In many parts of the United States, infection of dogs with the pathogen Ehrlichia ewingii is far more common than infection with the better-known Ehrlichia canis. Although these two ehrlichial pathogens share a phylogenetic similarity, there are many important differences, including
tick vectors, host-cell tropisms, disease manifestations, geographic restrictions, and zoonotic potential. In fact, E. ewingii produces morulae in granulocytes rather than monocytes, is transmitted by a highly prevalent environmental tick (Amblyomma americanum, the lone star tick) as compared with the localized kennel tick (Rhipicephalus sanguineus, the brown dog tick), and often causes acute lameness or polyarthritis as a primary component of the dog's clinical presentation.
It is important for veterinarians practicing in E. ewingii-endemic regions of the south central and southeastern United States to be familiar with tick transmission, disease consequences,
diagnosis, treatment, and the zoonotic implications that are particular to E. ewingii.
Transmission and geographic distribution
The only proven competent vector for the trans mission of canine granulocytic ehrlichiosis is Amblyomma americanum, the lone star tick.
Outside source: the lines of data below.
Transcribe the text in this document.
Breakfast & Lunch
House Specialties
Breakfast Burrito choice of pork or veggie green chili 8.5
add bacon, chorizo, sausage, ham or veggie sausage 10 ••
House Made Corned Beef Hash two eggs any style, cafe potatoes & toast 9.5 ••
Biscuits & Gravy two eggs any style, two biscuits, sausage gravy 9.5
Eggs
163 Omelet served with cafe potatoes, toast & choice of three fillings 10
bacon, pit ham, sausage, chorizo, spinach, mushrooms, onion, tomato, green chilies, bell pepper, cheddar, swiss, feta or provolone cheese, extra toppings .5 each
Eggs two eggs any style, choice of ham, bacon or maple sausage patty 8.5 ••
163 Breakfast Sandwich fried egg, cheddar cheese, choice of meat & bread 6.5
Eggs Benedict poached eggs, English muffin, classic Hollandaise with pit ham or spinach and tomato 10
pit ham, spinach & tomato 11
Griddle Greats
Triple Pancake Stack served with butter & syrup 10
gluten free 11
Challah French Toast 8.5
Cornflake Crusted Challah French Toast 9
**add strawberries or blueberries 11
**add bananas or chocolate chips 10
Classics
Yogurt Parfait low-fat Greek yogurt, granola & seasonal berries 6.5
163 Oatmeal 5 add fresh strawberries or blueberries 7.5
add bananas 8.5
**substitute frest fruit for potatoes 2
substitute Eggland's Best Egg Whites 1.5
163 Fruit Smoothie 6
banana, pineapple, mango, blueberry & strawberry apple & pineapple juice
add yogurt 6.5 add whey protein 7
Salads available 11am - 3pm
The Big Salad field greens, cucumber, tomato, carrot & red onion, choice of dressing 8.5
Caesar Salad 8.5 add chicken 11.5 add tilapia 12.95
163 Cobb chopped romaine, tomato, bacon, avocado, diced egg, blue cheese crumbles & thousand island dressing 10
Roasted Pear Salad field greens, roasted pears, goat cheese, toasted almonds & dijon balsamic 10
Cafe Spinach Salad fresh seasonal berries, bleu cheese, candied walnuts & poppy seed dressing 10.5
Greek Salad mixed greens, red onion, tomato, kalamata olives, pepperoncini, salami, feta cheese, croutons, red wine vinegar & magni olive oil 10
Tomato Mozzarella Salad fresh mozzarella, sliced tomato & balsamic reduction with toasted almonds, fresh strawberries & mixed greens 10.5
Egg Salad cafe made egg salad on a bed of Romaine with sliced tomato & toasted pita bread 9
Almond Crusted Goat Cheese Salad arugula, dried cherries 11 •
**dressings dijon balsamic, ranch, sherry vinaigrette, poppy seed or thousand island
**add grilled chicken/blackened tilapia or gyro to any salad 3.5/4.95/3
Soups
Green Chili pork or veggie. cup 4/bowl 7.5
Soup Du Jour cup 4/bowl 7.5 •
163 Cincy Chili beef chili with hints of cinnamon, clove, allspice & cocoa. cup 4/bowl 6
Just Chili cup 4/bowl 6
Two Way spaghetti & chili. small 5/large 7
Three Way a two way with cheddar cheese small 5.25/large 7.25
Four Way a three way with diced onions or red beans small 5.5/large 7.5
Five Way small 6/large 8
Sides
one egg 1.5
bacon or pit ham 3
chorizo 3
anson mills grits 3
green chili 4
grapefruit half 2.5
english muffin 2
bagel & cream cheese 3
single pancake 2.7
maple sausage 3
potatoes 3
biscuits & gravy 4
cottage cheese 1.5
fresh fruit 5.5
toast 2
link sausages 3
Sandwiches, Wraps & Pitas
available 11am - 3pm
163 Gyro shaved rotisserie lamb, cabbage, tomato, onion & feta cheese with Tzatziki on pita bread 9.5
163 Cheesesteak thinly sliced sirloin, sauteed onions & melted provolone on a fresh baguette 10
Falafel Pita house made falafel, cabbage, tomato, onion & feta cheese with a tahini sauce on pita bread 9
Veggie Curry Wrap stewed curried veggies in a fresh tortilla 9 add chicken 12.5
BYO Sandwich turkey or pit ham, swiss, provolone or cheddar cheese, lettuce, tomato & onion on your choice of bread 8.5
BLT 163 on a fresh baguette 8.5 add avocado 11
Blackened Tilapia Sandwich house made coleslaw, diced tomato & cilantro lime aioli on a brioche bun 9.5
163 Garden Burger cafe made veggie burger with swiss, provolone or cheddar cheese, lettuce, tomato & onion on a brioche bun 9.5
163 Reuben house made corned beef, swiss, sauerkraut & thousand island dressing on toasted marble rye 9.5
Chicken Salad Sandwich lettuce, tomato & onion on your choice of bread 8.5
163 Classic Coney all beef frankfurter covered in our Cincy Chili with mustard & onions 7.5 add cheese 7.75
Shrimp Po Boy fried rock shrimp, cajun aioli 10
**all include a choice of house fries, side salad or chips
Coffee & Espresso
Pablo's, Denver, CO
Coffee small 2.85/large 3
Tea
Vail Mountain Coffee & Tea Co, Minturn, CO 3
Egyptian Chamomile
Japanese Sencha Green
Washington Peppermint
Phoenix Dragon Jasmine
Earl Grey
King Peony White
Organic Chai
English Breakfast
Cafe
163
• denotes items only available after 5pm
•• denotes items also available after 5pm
Although E. ewingii infection has also been documented in dogs from both South America and Africa, the tick species responsible for natural transmission
in those regions remains to be determined.1,2 Transstadial transmission in the lone star tick assures that ticks can be infected during all three stages of the life
cycle (larva, nymph, and adult) and remain competent to transmit E. ewingii at their next blood meal.3,4
White-tailed deer, the major host species for A. americanum, apparently serve as the major reservoir for E. ewingii. Not surprisingly, E. ewingii infections occur most often in the southeastern and south central United States where both whitetailed deer and lone star
ticks are plentiful (Figure 1).5-8 In fact, dogs are more likely to be seropositive for E. ewingii than for either E. canis or Ehrlichia chaffeensis in Missouri, Oklahoma, Arkansas, Kansas, Georgia, Alabama, Mississippi, Tennessee, Florida, Virginia, and New Jersey.9 The average seroprevalence for E. ewingii is 8.5% in these states.9 Lone star ticks are aggressive ticks that commonly feed on dogs, people, and numerous wildlife species.10,11 As a result, serologic evidence supporting exposure to E. ewingii is very common in A. americanum-endemic states. Antibodies against E. ewingii have been detected in 26% to 44.8% of randomly sampled dogs in Oklahoma, Missouri, and Arkansas, with 9% to 20% testing positive
for E. ewingii DNA by polymerase chain reaction (PCR).9,12,13
Figure 1. This map shows the distribution of Amblyomma americanum (the lone star tick; inset) in the United States.